Covert PSD to CSS

Hello guys I’m new to designing please help me out by telling me that how can i convert my photoshop PSD file to CSS? or i should have to do proper coding in CSS for it?

You’ve answered your own question there :slight_smile:

When someone asks me to build a website for them, I get as much info as I can from them regarding the content, existing images, layout, color scheme they want and then make a mockup either in Photoshop or html and css without any functionality.

The final mockup is then used solely as a “blue print” for the building of the website which should be, if you want to do it properly, with validated and semantically correct (x)html and css.

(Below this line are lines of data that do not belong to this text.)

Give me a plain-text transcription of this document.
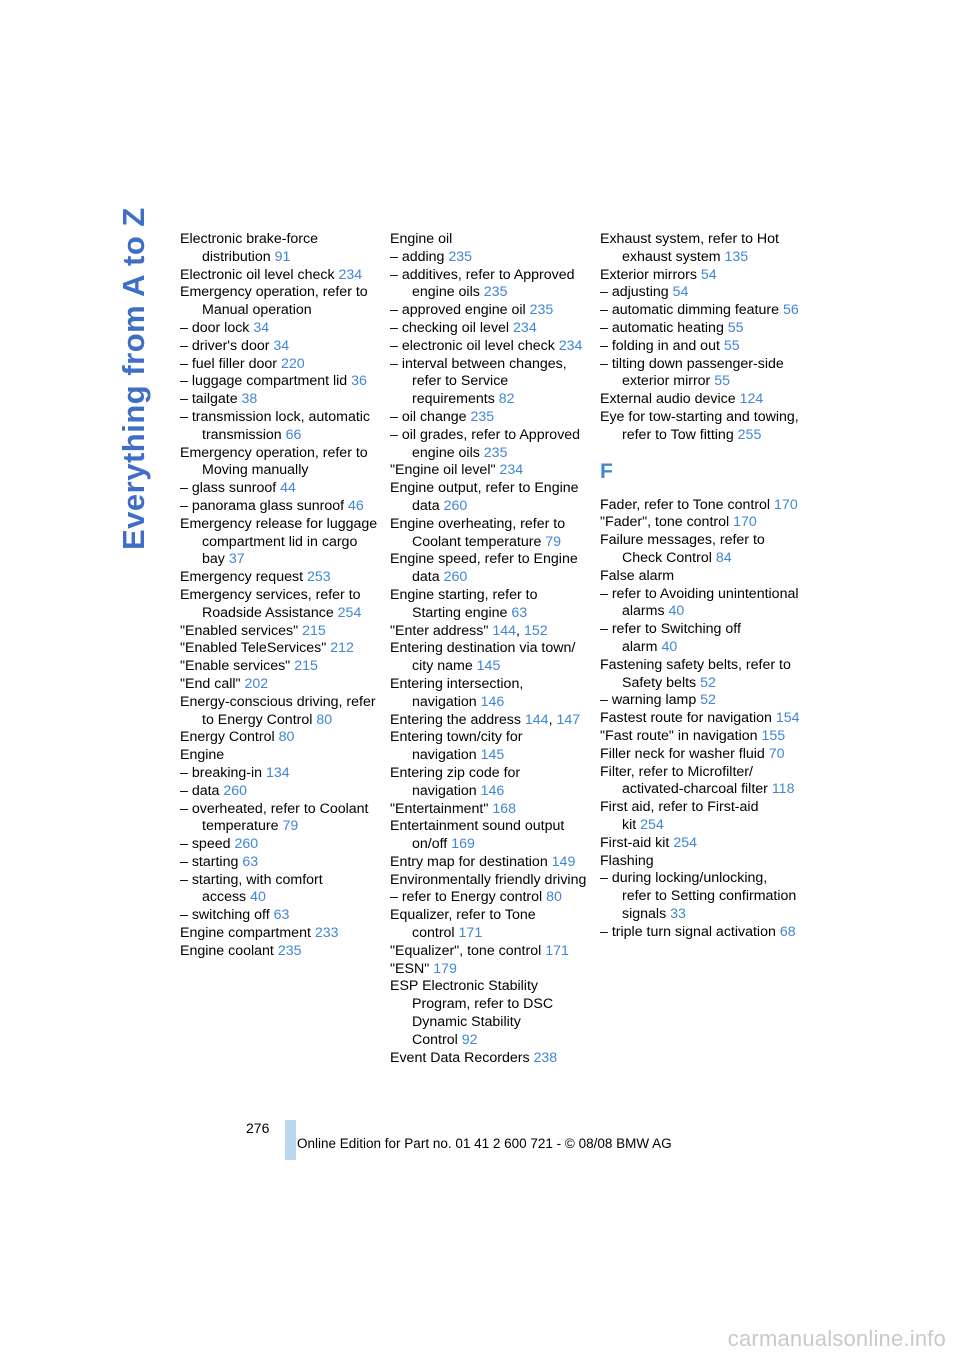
Everything from A to Z Electronic brake-force distribution 91
Electronic oil level check 234
Emergency operation, refer to Manual operation
– door lock 34
– driver's door 34
– fuel filler door 220
– luggage compartment lid 36
– tailgate 38
– transmission lock, automatic transmission 66
Emergency operation, refer to Moving manually
– glass sunroof 44
– panorama glass sunroof 46
Emergency release for luggage compartment lid in cargo bay 37
Emergency request 253
Emergency services, refer to Roadside Assistance 254
"Enabled services" 215
"Enabled TeleServices" 212
"Enable services" 215
"End call" 202
Energy-conscious driving, refer to Energy Control 80
Energy Control 80
Engine
– breaking-in 134
– data 260
– overheated, refer to Coolant temperature 79
– speed 260
– starting 63
– starting, with comfort access 40
– switching off 63
Engine compartment 233
Engine coolant 235
Engine oil
– adding 235
– additives, refer to Approved engine oils 235
– approved engine oil 235
– checking oil level 234
– electronic oil level check 234
– interval between changes, refer to Service requirements 82
– oil change 235
– oil grades, refer to Approved engine oils 235
"Engine oil level" 234
Engine output, refer to Engine data 260
Engine overheating, refer to Coolant temperature 79
Engine speed, refer to Engine data 260
Engine starting, refer to Starting engine 63
"Enter address" 144, 152
Entering destination via town/ city name 145
Entering intersection, navigation 146
Entering the address 144, 147
Entering town/city for navigation 145
Entering zip code for navigation 146
"Entertainment" 168
Entertainment sound output on/off 169
Entry map for destination 149
Environmentally friendly driving
– refer to Energy control 80
Equalizer, refer to Tone control 171
"Equalizer", tone control 171
"ESN" 179
ESP Electronic Stability Program, refer to DSC Dynamic Stability Control 92
Event Data Recorders 238
Exhaust system, refer to Hot exhaust system 135
Exterior mirrors 54
– adjusting 54
– automatic dimming feature 56
– automatic heating 55
– folding in and out 55
– tilting down passenger-side exterior mirror 55
External audio device 124
Eye for tow-starting and towing, refer to Tow fitting 255
F
Fader, refer to Tone control 170
"Fader", tone control 170
Failure messages, refer to Check Control 84
False alarm
– refer to Avoiding unintentional alarms 40
– refer to Switching off alarm 40
Fastening safety belts, refer to Safety belts 52
– warning lamp 52
Fastest route for navigation 154
"Fast route" in navigation 155
Filler neck for washer fluid 70
Filter, refer to Microfilter/ activated-charcoal filter 118
First aid, refer to First-aid kit 254
First-aid kit 254
Flashing
– during locking/unlocking, refer to Setting confirmation signals 33
– triple turn signal activation 68
276
Online Edition for Part no. 01 41 2 600 721 - © 08/08 BMW AG
carmanualsonline.info
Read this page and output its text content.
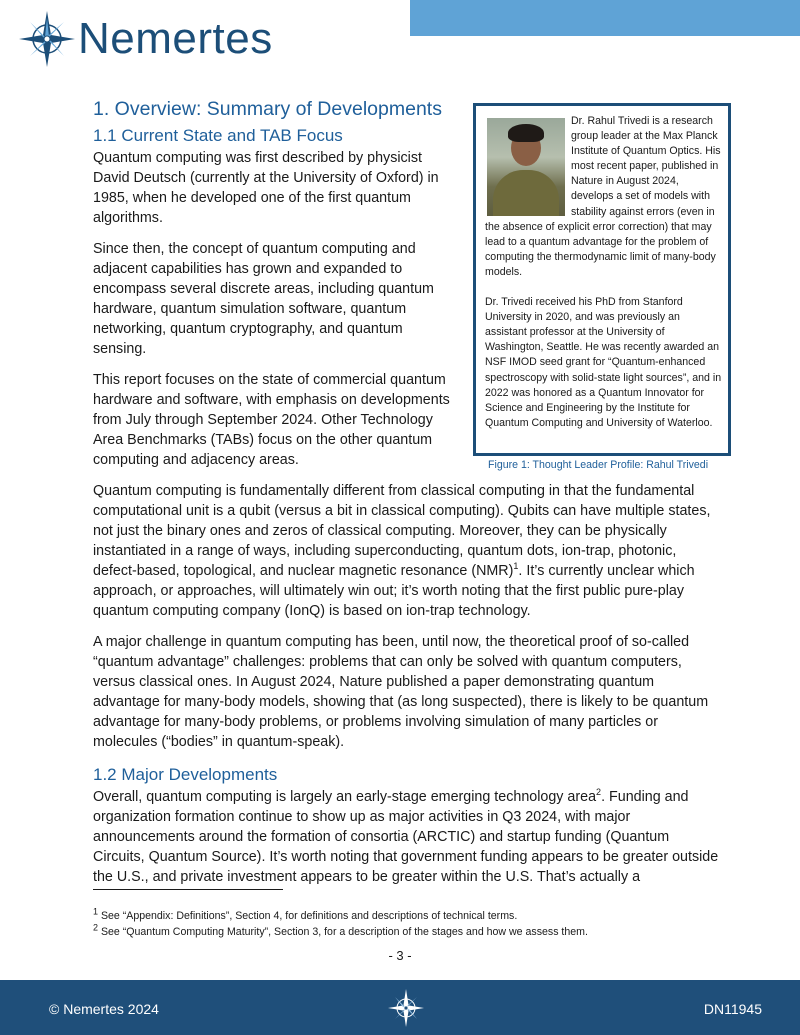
Nemertes
1. Overview: Summary of Developments
1.1 Current State and TAB Focus

Quantum computing was first described by physicist David Deutsch (currently at the University of Oxford) in 1985, when he developed one of the first quantum algorithms.

Since then, the concept of quantum computing and adjacent capabilities has grown and expanded to encompass several discrete areas, including quantum hardware, quantum simulation software, quantum networking, quantum cryptography, and quantum sensing.

This report focuses on the state of commercial quantum hardware and software, with emphasis on developments from July through September 2024. Other Technology Area Benchmarks (TABs) focus on the other quantum computing and adjacency areas.

Quantum computing is fundamentally different from classical computing in that the fundamental computational unit is a qubit (versus a bit in classical computing). Qubits can have multiple states, not just the binary ones and zeros of classical computing. Moreover, they can be physically instantiated in a range of ways, including superconducting, quantum dots, ion-trap, photonic, defect-based, topological, and nuclear magnetic resonance (NMR)$^1$. It’s currently unclear which approach, or approaches, will ultimately win out; it’s worth noting that the first public pure-play quantum computing company (IonQ) is based on ion-trap technology.

A major challenge in quantum computing has been, until now, the theoretical proof of so-called “quantum advantage” challenges: problems that can only be solved with quantum computers, versus classical ones. In August 2024, Nature published a paper demonstrating quantum advantage for many-body models, showing that (as long suspected), there is likely to be quantum advantage for many-body problems, or problems involving simulation of many particles or molecules (“bodies” in quantum-speak).

1.2 Major Developments

Overall, quantum computing is largely an early-stage emerging technology area$^2$. Funding and organization formation continue to show up as major activities in Q3 2024, with major announcements around the formation of consortia (ARCTIC) and startup funding (Quantum Circuits, Quantum Source). It’s worth noting that government funding appears to be greater outside the U.S., and private investment appears to be greater within the U.S. That’s actually a

Dr. Rahul Trivedi is a research group leader at the Max Planck Institute of Quantum Optics. His most recent paper, published in Nature in August 2024, develops a set of models with stability against errors (even in the absence of explicit error correction) that may lead to a quantum advantage for the problem of computing the thermodynamic limit of many-body models.

Dr. Trivedi received his PhD from Stanford University in 2020, and was previously an assistant professor at the University of Washington, Seattle. He was recently awarded an NSF IMOD seed grant for “Quantum-enhanced spectroscopy with solid-state light sources”, and in 2022 was honored as a Quantum Innovator for Science and Engineering by the Institute for Quantum Computing and University of Waterloo.

Figure 1: Thought Leader Profile: Rahul Trivedi
$^1$ See “Appendix: Definitions”, Section 4, for definitions and descriptions of technical terms.
$^2$ See “Quantum Computing Maturity”, Section 3, for a description of the stages and how we assess them.
- 3 -
© Nemertes 2024	DN11945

The last thing you want to do is say crop out a jpg menu bar from your psd and use an image map to build the navigation functionality. That is a big no-no :smashy:.

So in summary, use your mockup (psd or whatever) as a guide only and learn to code valid (x)html and css.

DS60, is USSUALLY right. However I see your point. I still agree with DS60, but as an art director, I can say that roughly 65% of the folks that approach me for web stuff don’t know how they want things structured… or even WHAT they are going to say on their sites. However, once they see a potential layout… they START to get ideas about arranging and organizing their info. In other words I can begin with a look in mind, into which I will pour, order and segment information, or segmented and ordered information around which I will drape a style or look. Maybe I am the oddball AD, but for this reason I don’t think PS is THAT evil.

That being said, the question is did you do do the PSD RIGHT. Yes it can be done wrong.
Did you think of your layout and graphic as a collection of containers for content with the occasional highlighting element? Or was it something that simply looks cool as a PSD.

Pretty much that’s your answer. If you are of the school that design is forethought, then your PSD should be like a skin on a framework… now code content to mimic that SAME framework in HTML… then slice your PSD to serve as background images for the tags in the aforementioned HTML code.

USEFUL things to google:

  1. “SLIDING DOORS” CSS
  2. BACKGROUND TILING
  3. IDs and CLASSES (hint think of classes as a useful way to containers)

This is but the VERY TIP, and you have to learn a few things along the way as well as gain experience that will help you anticipate which method is most efficient, but if you start from this mind set your learning experience will be quicker and your code more graceful… even as a noob.

Which for me was always the litmus test of whether they should even HAVE a website in the first place. If they don’t know what they want for content, they probably aren’t ready to have a site.

The mere notion of working from a PSD, as others have said, is … well… not all that bright an approach. Even when forced into that situation, you basically need to pretend the PSD doesn’t even exist when making your HTML, pretend the graphics on the layout don’t even exist during your first pass at the CSS… and then only at the end hang the graphics on the layout.

Worse, quite often you’ll hit up against the “But I can do it in photoshop” nonsense which pretty much pissses all over accessibility, and comes down to little more than shoe-horning content into a layout not designed for it, instead of the proper approach of hanging graphics on the HTML content and CSS layout… which is why the goof-assed paint program should be the LAST step in site development, not the first!

How such an idiotic approach to building a site became the industry norm is beyond me – but then there’s a reason 90% of the sites people vomit up rarely last more than 6 months, and the rest are such bloated piles of garbage they’re little more than loss leaders at best, money pits at worst.

Converting a PSD file into proper HTML and CSS is a bit like building a house from a sketch on the back of a napkin … you don’t have enough information. Sites that have been designed in Photoshop and then converted to HTML+CSS are usually obviously because they have quite, um, distinctive ways in which they don’t work properly.

The best way to do it is to learn HTML and CSS, and build your site from scratch, only applying the graphic design at the final stage in the process…

Hi, welcome to SitePoint!

If you’re asking for a tool, then I think most of the software that makes PSD’s have some kind of “PSD-to-HTML” thing where it’ll make all these disgusting b0rked tables in a desperate attempt at recreating the image in a browser.

So yeah, if you have an image and you need to make a web page resemble it (this is the best you can hope for, really, since while I can’t make text bigger in a PSD, I always make it bigger in my web browser(s)), yes you’ll want a good knowledgeable human being to write HTML and CSS for it.

If you’re looking for some kind of middle-way, something cheap that you don’t have to do yourself that’s something better than the poor output image editors give, there are a lot of so-called “PSD-to-XHTML” companies out there that will likely give you very very cheap “conversion” of your PSD.

I guess it depends what you want/need quality-wise, but I think that’s your range of options.